Failed Mahdi Army Counter-Attack Today In Sadr City Leads To Most Savage Battle Yet - Hard Crackdown In Basra As Well
BAGHDAD (Reuters) - Iraqi troops clashed with Shi’ite cleric Moqtada al-Sadr’s militia on Friday in what was described as some of the heaviest and most savage fighting in Baghdad for weeks.
Amid blinding dust storms, Sadr’s Mehdi Army fighters attacked Iraqi army positions in east Baghdad’s Sadr City slum, but U.S. forces said Iraqi troops stood their ground.
An Iraqi security source described the fighting as among the heaviest since confrontation erupted there in late March. The source said scores of people had died in combat lasting four to five hours. A nearby market was in flames.

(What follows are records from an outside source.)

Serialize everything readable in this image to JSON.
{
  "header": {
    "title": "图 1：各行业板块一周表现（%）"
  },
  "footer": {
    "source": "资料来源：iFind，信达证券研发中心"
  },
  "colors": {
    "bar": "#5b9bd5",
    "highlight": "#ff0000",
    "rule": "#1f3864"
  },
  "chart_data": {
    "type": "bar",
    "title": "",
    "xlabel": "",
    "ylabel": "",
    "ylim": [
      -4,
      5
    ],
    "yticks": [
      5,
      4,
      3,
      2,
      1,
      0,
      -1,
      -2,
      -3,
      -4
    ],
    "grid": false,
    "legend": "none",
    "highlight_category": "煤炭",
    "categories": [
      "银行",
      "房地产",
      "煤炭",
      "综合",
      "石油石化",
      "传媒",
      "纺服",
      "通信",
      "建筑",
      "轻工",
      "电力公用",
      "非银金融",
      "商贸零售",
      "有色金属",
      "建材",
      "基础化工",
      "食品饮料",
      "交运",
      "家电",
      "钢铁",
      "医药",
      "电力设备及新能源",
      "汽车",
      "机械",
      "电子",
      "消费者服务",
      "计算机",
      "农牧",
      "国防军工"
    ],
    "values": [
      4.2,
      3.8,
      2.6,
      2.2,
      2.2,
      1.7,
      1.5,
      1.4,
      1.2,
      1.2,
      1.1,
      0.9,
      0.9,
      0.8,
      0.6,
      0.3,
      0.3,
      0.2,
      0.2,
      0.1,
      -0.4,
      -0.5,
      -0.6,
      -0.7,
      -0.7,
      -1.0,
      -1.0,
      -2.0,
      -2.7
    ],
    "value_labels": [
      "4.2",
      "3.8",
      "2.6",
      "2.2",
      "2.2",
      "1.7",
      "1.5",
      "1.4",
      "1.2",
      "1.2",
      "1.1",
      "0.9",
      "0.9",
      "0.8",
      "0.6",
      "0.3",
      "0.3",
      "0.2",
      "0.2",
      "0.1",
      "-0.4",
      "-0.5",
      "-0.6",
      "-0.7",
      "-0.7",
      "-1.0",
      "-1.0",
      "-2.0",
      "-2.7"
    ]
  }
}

Ali Bustan, head of the health directorate for east Baghdad, said 132 wounded militia members were brought to Sadr City’s two hospitals by nightfall.
“The Iraqi Army still hold their positions in Sadr City,” U.S. military spokesman Lieutenant-Colonel Steven Stover said, quoting a dispatch from U.S. troops at the front. “They are currently under attack … but are organizing a counter-attack.”
Sadr City, home to 2 million people, has seen fighting for three weeks.
In the southern city of Basra, where the government launched a crackdown on Sadr’s militia in March, government troops surrounded the office of the cleric’s followers and prevented them from attending weekly prayers.
The battle in Sadr City is being seen as a key test for Iraq’s army after the Basra crackdown sparked violent clashes across southern Iraq and in Baghdad. After that crackdown, 1,300 soldiers and police were sacked for refusing to fight.
U.S. military spokesman Stover said an Iraqi army unit in Sadr City had abandoned their post on Tuesday despite an American officer’s pleas that they stay and fight.
“There was a company that took themselves out of the line,” he said of Tuesday’s incident. “They were holding an area that they were responsible for and they left.”
Baghdad security spokesman Qassim al-Moussawi said only three soldiers had refused to fight.
OFFICE SEALED OFF
Friday saw government troops seal off the Sadr office in Basra, located in an old Olympic committee building from the Saddam Hussein-era.
Interior Ministry spokesman Major-General Abdul-Karim Khalaf said Prime Minister Nuri al-Maliki had ordered troops to take possession of government buildings in Basra within 48 hours.
“Troops from the Iraqi Army prevented us from holding Friday prayers and now they are cordoning off the office. They want to evacuate and storm the office,” Harith al-Idhari, the head of Sadr’s Basra office, told Reuters.
Sheikh Asad al-Nasiri, an Sadr aide in the Shi’ite holy city of Najaf, called the actions “inhumane”.
Although there have been sporadic clashes in Basra since Sadr called his militia there off the streets late last month, the focus of fighting has moved to Sadr City, the tightly-packed east Baghdad slum of two million people.
The Mehdi Army has encouraged desertions by telling Iraqi soldiers they will be forgiven and their safety will be assured if they drop their weapons — a message it repeated on Friday.
“To all our brothers in the government’s army and police forces, we invite you to repent, return to the national line and to the arms of your people,” the statement read.